Schnapp Gisela, Klein Thomas, Hoevels Yvette, Bakker Remko A, Nar Herbert
Department of Lead Identification and Optimization Support and ‡Department of CardioMetabolic Diseases Research, Boehringer Ingelheim Pharma GmbH & Co. KG , Biberach 88397, Germany.
J Med Chem. 2016 Aug 25;59(16):7466-77. doi: 10.1021/acs.jmedchem.6b00475. Epub 2016 Aug 4.
The binding kinetics and thermodynamics of dipeptidyl peptidase (DPP)-4 inhibitors (gliptins) were investigated using surface plasmon resonance and isothermal titration calorimetry. Binding of gliptins to DPP-4 is a rapid electrostatically driven process. Off-rates were generally slow partly because of reversible covalent bond formation by some gliptins, and partly because of strong and extensive interactions. Binding of all gliptins is enthalpy-dominated due to strong ionic interactions and strong solvent-shielded hydrogen bonds. Using a congeneric series of molecules which represented the intermediates in the lead optimization program of linagliptin, the onset of slow binding kinetics and development of the thermodynamic repertoire were analyzed in the context of incremental changes of the chemical structures. All compounds rapidly associated, and therefore the optimization of affinity and residence time is highly correlated. The major contributor to the increasing free energy of binding was a strong increase of binding enthalpy, whereas entropic contributions remained low and constant despite significant addition of lipophilicity.

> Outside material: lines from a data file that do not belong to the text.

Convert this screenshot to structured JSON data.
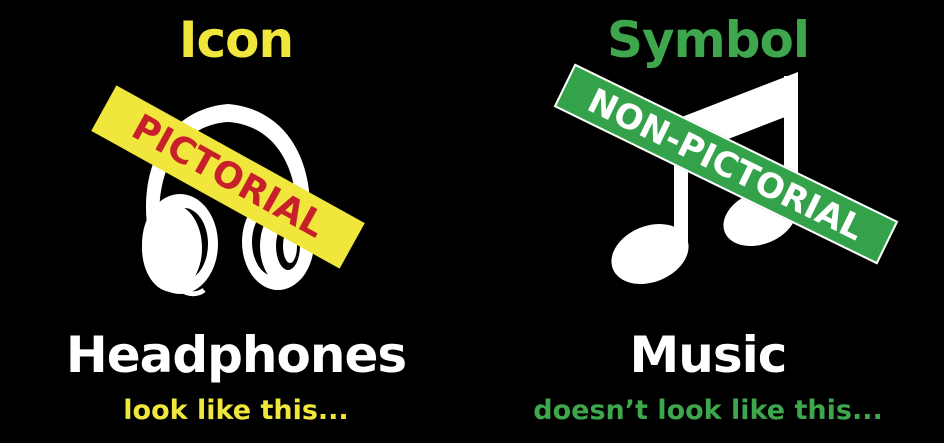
{
  "left": {
    "heading": "Icon",
    "banner": "PICTORIAL",
    "name": "Headphones",
    "caption": "look like this...",
    "heading_color": "#f0e63c",
    "caption_color": "#f0e63c",
    "banner_bg": "#f0e63c",
    "banner_text_color": "#c8202a",
    "art_icon": "headphones-icon"
  },
  "right": {
    "heading": "Symbol",
    "banner": "NON-PICTORIAL",
    "name": "Music",
    "caption": "doesn’t look like this...",
    "heading_color": "#3ea64c",
    "caption_color": "#3ea64c",
    "banner_bg": "#34a24a",
    "banner_text_color": "#ffffff",
    "art_icon": "music-note-icon"
  },
  "background": "#000000"
}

使用表面等离子体共振和等温滴定量热法研究了二肽基肽酶(DPP)-4抑制剂(格列汀类)的结合动力学和热力学。格列汀类与DPP-4的结合是一个快速的静电驱动过程。解离速率通常较慢,部分原因是一些格列汀类形成了可逆共价键,部分原因是存在强烈且广泛的相互作用。由于强烈的离子相互作用和强烈的溶剂屏蔽氢键,所有格列汀类的结合均以焓为主导。使用一系列代表利格列汀先导优化程序中间体的同类分子,在化学结构逐步变化的背景下分析了缓慢结合动力学的起始和热力学特征的发展。所有化合物均迅速结合,因此亲和力和驻留时间的优化高度相关。结合自由能增加的主要贡献因素是结合焓的大幅增加,而尽管亲脂性显著增加,熵的贡献仍保持较低且恒定。